COMS W4115
Programming Languages and Translators
Homework Assignment #2
Submit solutions electronically on
     by 2:40pm, March 6, 2013



  1. Interactive desk calculator for boolean nor-expressions.
    1. Construct a grammar that generates boolean nor-expressions containing the logical constants true and false, the left-associative binary boolean operator nor [where p nor q means not (p or q)], and parentheses.
    2. Show the parse tree according to your grammar for the nor-expression
    3.    true nor true nor (false nor false)
    4. Implement an interpreter that takes as input newline-terminated lines of boolean nor-expressions and produces as output the truth value of each expression. You can use lex and yacc or their equivalents to implement your interpreter. Show the source code for your interpreter and the sequences of commands you used to test it.
    5. Run your interpreter on the following two inputs and show the outputs:
    6.    (a) (true nor false) nor (true nor false)
         (b) true nor true nor (false nor false)

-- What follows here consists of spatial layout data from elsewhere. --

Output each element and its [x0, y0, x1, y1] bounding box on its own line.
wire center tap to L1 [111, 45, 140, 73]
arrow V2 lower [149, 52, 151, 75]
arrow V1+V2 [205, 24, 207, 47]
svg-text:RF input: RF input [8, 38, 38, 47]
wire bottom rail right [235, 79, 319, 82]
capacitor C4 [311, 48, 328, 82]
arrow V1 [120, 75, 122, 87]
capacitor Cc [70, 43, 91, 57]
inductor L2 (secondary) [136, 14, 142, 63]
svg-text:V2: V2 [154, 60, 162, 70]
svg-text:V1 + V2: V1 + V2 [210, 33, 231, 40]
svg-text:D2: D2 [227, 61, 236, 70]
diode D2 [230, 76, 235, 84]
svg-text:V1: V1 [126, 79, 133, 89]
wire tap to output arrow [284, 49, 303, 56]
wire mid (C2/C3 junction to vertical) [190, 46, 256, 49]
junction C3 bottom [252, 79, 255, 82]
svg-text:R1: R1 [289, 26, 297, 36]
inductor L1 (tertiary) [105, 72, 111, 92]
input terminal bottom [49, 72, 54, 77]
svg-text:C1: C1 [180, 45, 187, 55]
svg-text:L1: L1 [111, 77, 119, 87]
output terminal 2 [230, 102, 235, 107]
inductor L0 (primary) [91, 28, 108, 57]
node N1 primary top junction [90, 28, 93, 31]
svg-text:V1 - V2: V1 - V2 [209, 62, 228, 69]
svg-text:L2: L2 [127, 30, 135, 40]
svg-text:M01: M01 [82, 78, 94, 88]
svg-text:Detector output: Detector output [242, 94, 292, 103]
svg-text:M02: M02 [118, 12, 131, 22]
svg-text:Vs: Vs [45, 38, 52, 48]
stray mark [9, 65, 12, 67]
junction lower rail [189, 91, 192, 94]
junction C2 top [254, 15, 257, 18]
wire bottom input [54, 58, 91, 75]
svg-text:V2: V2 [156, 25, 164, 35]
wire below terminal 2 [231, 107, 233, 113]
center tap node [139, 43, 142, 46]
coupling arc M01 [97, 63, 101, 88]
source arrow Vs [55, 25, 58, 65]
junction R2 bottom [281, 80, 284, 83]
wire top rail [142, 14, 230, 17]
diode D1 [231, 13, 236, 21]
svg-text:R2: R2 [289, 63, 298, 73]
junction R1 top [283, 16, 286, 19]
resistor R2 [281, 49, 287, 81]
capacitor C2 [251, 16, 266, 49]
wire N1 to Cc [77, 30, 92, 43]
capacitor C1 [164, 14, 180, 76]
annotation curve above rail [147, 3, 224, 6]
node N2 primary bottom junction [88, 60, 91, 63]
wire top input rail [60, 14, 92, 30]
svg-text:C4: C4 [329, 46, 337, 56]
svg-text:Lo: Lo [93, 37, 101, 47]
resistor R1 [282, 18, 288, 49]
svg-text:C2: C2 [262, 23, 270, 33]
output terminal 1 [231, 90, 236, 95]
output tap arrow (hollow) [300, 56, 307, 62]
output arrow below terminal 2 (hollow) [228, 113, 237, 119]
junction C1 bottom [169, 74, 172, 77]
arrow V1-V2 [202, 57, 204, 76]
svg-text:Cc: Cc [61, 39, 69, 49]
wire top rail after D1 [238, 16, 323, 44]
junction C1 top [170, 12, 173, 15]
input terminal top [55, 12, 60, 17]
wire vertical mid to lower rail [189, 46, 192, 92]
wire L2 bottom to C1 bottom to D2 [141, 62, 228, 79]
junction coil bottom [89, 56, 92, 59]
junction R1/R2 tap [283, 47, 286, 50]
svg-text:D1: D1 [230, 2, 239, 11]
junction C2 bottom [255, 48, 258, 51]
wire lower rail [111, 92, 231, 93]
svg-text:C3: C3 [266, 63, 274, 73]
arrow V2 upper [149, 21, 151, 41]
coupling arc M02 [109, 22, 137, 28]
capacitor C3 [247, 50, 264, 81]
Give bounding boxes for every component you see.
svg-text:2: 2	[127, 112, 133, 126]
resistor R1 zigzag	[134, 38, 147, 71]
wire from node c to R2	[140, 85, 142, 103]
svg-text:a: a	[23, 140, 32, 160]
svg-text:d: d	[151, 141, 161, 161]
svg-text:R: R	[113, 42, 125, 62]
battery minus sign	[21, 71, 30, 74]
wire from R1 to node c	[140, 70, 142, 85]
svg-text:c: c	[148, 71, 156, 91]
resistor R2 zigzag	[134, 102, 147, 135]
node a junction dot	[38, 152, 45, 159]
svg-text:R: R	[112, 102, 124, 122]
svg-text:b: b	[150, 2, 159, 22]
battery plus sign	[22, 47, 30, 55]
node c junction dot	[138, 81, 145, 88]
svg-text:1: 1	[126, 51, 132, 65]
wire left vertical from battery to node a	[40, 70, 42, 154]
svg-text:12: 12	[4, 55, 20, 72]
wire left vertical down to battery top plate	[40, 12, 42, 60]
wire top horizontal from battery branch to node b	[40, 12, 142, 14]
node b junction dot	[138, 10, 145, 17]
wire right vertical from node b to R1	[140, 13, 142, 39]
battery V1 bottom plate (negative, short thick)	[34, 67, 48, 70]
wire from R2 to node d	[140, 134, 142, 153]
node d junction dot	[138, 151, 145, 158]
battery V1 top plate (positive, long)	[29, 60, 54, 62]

  2. Infix to stack machine code translator
    1. Consider the Yacc specification in Fig. 4.59 of ALSU (p. 292). Modify this translator to produce stack machine code for each input line. For example, for the input "1*(2+3)" your translator should produce the instructions
    2. push 1
      push 2
      push 3
    3. Implement your translator in Yacc (or its equivalent) and show the stack machine code generated for each of the following inputs:
    4.     (i) 1+2*3
         (ii) 1+(2-3)
        (iii) 1+2-+3
        (iv) 1+2--3

  3. Let L be the language generated by the following grammar:
    S → a S b S | b S a S | ε
    1. What language does this grammar generate?
    2. Show that this grammar is ambiguous.
    3. Construct the predictive parsing table for this grammar.
    4. Construct an LL(1) grammar for L.
    5. Construct the predictive parsing table for your grammar.

  5. Let L be the language of pure lambda calculus expressions generated by the following grammar:
    E → ^ v . E  | E E | ( E ) | v
    The symbols ^, ., (, ) and v are tokens. ^ represents lambda and v represents a variable.
    An expression of the form ^v.E is a function definition where v is the formal parameter of the function and E is its body.
    If f and g are lambda expressions, then the lambda expression fg represents the application of the function f to the argument g.
    1. Show that this grammar is ambiguous.
    2. Construct an unambiguous grammar for L assuming that function application is left associative, e.g., fgh = (fg)h, and that function application binds tighter than ., e.g., (^x. ^y. xy) ^z.z = (^x. (^y. xy)) ^z.z.
    3. Using your grammar, construct a parse tree for the expression (^x. ^y. xy) ^z.z.
    4. Using the command yacc -v on a file containing your grammar, show the LALR(1) parsing action and goto table for your grammar.